Another irony is they can legitimately say "Thanks Obama" for at least part of that, as Obama made it a campaign promise and actually did a lot to lower those oil prices. Or hey, you might want to give oil companies the credit for it. Either way, though, they can blame Americans.

How did America lower fuel prices? I know that the Saudis and OPEC started pumping a crapload of oil and basically we have a world oversupply, but prices dropped what 30% at most? I haven't read up much on it at all.
 
Venezuela's government might be corrupt to the core but at least they aren't racists and that's what truly matters
 
How did America lower fuel prices? I know that the Saudis and OPEC started pumping a crapload of oil and basically we have a world oversupply, but prices dropped what 30% at most? I haven't read up much on it at all.
One word: Fracking.

America has vast quantities of natural gas underground. With Fracking, they were harvesting so much that the Saudis felt economicily threatened by it. By oversupplying, they are killing off that form of oil exploration.
 
One word: Fracking.

America has vast quantities of natural gas underground. With Fracking, they were harvesting so much that the Saudis felt economicily threatened by it. By oversupplying, they are killing off that form of oil exploration.

We have a number of ways of producing energy and electricity in particular, so the more natural gas we use, the less petroleum we need. It's not like it's a direct instant change, because we use them for different things, but the market overhang eventually kicks in.
 
One word: Fracking.

America has vast quantities of natural gas underground. With Fracking, they were harvesting so much that the Saudis felt economicily threatened by it. By oversupplying, they are killing off that form of oil exploration.
I believe it was shale oil that they were feeling threatened by. It's usually unprofitable but at $100+ a barrel you can make a dollar. Come Saudis, who value market share over unit price, and throw OPEC under the bus to kill shale oil.
 
i've a good friend in venezuela who frequently updates me on the state of the country and supplies me with info. at one point he told me that there's a curfew and a government police force guns down anyone who's out past a certain time, and they cart away the bodies to god-knows-where (lovely). he also told me that the referendum has basically been suspended indefinitely, or at the very least, it's probably not going to be in november unless the government gets its shit straightened out. i'm not sure if this is still the case, however.
 
a government police force guns down anyone who's out past a certain time, and they cart away the bodies to god-knows-where
In before the government starts handing out "ration blocks" to the masses, which taste strange, yet oddly familiar...
 
This is why you don't base your economy on a non-renewable resource.
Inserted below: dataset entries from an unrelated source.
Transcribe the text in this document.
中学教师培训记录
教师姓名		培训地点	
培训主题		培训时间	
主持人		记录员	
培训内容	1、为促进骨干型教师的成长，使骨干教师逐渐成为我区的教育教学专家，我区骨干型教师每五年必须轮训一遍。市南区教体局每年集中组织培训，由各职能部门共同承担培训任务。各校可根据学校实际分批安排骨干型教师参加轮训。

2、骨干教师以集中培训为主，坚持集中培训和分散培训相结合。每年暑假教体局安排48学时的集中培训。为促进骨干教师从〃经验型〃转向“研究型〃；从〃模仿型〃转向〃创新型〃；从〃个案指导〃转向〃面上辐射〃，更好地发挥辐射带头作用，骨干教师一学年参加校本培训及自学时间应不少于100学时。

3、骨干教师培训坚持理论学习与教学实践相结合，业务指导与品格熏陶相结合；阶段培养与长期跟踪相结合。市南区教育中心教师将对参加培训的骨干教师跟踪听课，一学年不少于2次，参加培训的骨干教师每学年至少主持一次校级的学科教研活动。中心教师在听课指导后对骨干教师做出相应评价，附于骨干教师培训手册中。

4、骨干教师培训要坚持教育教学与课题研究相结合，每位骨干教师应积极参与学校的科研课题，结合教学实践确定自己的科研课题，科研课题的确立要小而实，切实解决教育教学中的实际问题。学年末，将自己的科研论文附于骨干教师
More like this is why you don't base your economy on a shitty delusional ideology that's never brought human civilisation anything but poverty, hunger, corruption, crime and civil war.

Petrodollars can thrive long enough to create healthy, sustainable economies if properly managed, but the AI in Civ 5 does a better job at finance and public health than Maduro or Hugo Chavez ever could.
 
More like this is why you don't base your economy on a shitty delusional ideology that's never brought human civilisation anything but poverty, hunger, corruption, crime and civil war.
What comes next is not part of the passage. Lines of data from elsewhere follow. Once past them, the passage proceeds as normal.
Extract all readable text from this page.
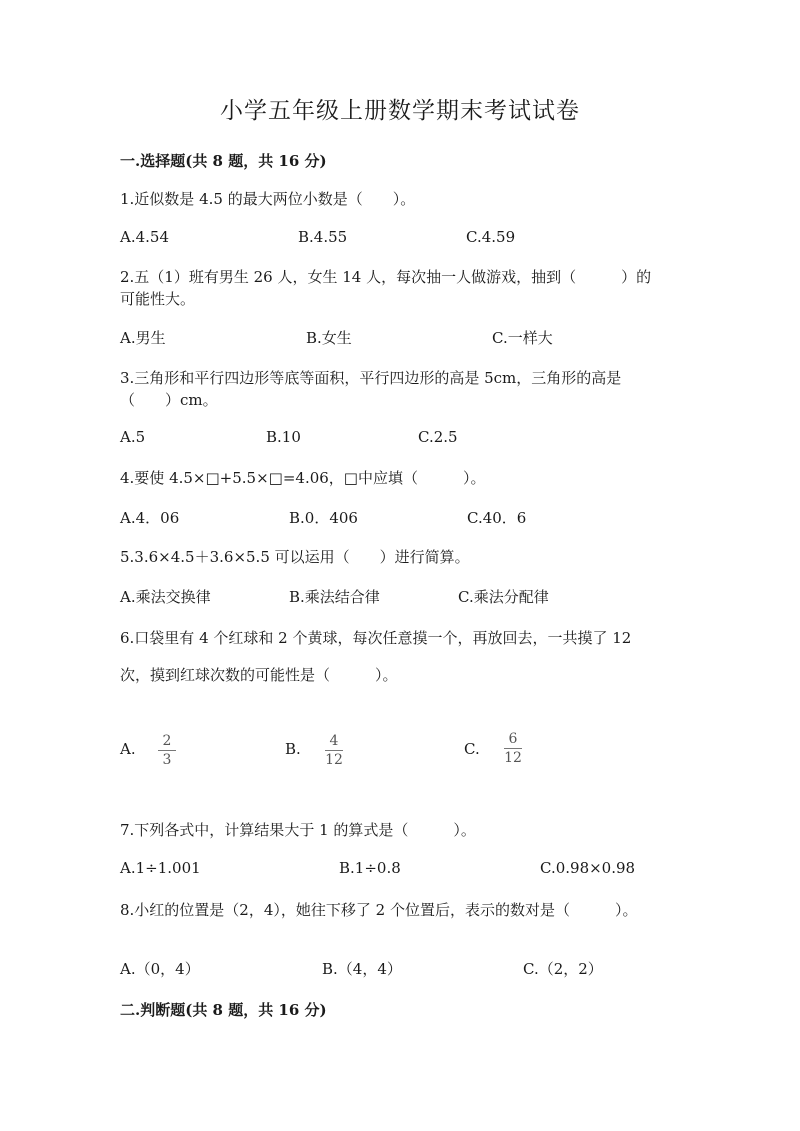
小学五年级上册数学期末考试试卷
一.选择题(共 8 题，共 16 分)
1.近似数是 4.5 的最大两位小数是（　　）。
A.4.54	B.4.55	C.4.59
2.五（1）班有男生 26 人，女生 14 人，每次抽一人做游戏，抽到（　　　）的
可能性大。
A.男生	B.女生	C.一样大
3.三角形和平行四边形等底等面积，平行四边形的高是 5cm，三角形的高是
（　　）cm。
A.5	B.10	C.2.5
4.要使 4.5×□+5.5×□=4.06，□中应填（　　　）。
A.4．06	B.0．406	C.40．6
5.3.6×4.5＋3.6×5.5 可以运用（　　）进行简算。
A.乘法交换律	B.乘法结合律	C.乘法分配律
6.口袋里有 4 个红球和 2 个黄球，每次任意摸一个，再放回去，一共摸了 12
次，摸到红球次数的可能性是（　　　）。
A. 2
3
B. 4
12
C.
6
12
7.下列各式中，计算结果大于 1 的算式是（　　　）。
A.1÷1.001	B.1÷0.8	C.0.98×0.98
8.小红的位置是（2，4），她往下移了 2 个位置后，表示的数对是（　　　）。
A.（0，4）	B.（4，4）	C.（2，2）
二.判断题(共 8 题，共 16 分)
No matter what Chavez, Maduro, and the American media say, Venezuela is not socialist. They still have a stock market, there is still private property, and the only difference between Chavismo and the Nordic welfare state is that Sweden never claimed to be anything other than capitalist.

Socialism does not mean "when governments own everything", because that would be state capitalism. Socialism means "the democratic control of the means of production by the working class", which didn't happen in Venezuela until after Chavez died and even then it's barely there to begin with.